The love of money is the root of all evil. These scientists wrote their article for the equivalent of $50,000. Coca Cola today spends millions of dollars to "prove" that sugar is ok. They have a lot of money at stake. May as well figure that ANY corporation is lying to you for money.
 
IIRC-hey, it"s been 50 years...the charges are typically set about 2 feet apart, and the size and depth of the charge is dependent on how deep a ditch you want. Yes, there is no berm.
 
Never bought into that BS about lard or butter being bad for anyone. Both had been
around for hundreds of years before someone told us that eating "vegetable oils " were
much better for us , then "animal fats" . Hydrogenated vegetable oils , like in
shorting , and margarine have really only be widely available since WW2. Which is
coincidentally the same time when folks started to have cholesterol problems, go
figure. Hydrogenated vegetable oils , were nothing more than a cheap substitute for
the more costly animal products, and have received wide use by the food processing
industry to increase profits , with no concern to the health effects on those whom ate
the food.
 
We were still using dinamite in the early 60's to blast rocks so we could remove from fields. As a teenager I was pretty proficient at it. Better at placing charges than my dad. In school my voc ag teacher assigned us to make a ag related visual aid. I made a slide series on how to dinamite a rock, complete with the rock 6' in the air. Today that would get me suspended for life! Somewhere I have a copy of that book. Quite a guide to dinamiting as I remember.
 
I don't know lard probably killed my grandmother that's all she would ever cook with and she only made it to 96.
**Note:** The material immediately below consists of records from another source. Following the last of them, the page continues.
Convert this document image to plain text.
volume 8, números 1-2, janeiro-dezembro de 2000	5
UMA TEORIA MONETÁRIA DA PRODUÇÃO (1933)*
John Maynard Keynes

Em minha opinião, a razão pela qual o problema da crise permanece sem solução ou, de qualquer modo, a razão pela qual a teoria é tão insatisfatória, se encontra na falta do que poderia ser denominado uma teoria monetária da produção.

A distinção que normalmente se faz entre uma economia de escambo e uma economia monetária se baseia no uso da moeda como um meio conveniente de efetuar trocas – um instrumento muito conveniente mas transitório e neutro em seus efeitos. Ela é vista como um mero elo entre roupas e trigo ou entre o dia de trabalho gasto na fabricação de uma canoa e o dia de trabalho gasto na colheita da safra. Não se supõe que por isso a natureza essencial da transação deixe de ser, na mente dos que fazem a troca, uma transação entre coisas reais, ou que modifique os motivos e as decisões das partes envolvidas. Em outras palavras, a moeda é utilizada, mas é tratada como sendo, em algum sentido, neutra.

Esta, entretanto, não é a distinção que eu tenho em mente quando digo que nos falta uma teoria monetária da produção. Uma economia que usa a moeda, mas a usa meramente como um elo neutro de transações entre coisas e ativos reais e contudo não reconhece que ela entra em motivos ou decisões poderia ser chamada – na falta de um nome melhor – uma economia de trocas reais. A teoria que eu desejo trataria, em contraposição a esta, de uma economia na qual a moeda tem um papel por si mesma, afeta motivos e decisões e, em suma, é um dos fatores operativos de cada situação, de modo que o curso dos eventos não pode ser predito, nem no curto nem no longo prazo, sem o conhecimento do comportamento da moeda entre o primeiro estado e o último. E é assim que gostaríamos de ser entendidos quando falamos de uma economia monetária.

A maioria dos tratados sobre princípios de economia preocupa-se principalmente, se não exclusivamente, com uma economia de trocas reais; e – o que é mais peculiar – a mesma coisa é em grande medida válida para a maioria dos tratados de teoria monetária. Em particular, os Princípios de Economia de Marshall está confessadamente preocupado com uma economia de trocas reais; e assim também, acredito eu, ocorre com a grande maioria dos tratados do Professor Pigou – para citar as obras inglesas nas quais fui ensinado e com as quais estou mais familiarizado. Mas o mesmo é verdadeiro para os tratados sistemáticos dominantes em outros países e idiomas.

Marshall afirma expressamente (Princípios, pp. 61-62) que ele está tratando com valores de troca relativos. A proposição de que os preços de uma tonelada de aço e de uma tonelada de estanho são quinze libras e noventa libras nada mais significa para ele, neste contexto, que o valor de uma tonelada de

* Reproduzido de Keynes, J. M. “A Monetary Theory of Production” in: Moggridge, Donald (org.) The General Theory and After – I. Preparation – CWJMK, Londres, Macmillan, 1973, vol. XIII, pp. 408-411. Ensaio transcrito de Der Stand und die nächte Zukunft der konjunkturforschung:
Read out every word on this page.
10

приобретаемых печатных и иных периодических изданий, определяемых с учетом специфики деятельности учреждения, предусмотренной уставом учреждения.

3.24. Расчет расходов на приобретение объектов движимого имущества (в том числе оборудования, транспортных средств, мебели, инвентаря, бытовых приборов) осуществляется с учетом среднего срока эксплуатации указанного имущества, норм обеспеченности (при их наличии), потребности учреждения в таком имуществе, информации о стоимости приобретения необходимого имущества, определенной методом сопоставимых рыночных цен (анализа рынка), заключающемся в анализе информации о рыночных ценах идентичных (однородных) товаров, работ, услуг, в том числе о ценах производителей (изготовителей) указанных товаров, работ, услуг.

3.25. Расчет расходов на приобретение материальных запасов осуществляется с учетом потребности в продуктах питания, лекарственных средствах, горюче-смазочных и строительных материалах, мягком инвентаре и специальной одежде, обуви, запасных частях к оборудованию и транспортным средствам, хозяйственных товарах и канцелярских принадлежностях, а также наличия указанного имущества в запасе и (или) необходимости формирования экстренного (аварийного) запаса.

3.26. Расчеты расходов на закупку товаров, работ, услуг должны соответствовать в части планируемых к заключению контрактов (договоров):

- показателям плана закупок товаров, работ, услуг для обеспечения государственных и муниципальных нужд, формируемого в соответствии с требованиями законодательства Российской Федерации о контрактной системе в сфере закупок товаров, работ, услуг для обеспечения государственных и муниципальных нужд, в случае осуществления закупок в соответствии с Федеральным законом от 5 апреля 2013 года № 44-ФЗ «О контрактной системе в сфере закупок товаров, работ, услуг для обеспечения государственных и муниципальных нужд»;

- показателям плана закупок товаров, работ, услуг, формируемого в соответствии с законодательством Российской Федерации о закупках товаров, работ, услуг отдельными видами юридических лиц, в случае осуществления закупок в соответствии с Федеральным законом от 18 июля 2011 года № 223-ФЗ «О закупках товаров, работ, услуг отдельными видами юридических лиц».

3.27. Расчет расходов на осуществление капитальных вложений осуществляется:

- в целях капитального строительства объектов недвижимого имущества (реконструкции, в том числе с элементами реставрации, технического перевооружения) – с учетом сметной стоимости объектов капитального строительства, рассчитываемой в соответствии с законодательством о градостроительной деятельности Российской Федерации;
I do know a fellow that is allergic to vegetable oil doesn't use anything but lard wanted my overweight hogs because they had lots of fat on them.
 


FWIW, while I wouldn't recommend drinking DDT, what we were told about it was wrong when they started the talk of banning it and they knew it. It was the agenda that mattered, not the facts.

Beyond that, all things in moderation has been good advice for millennia.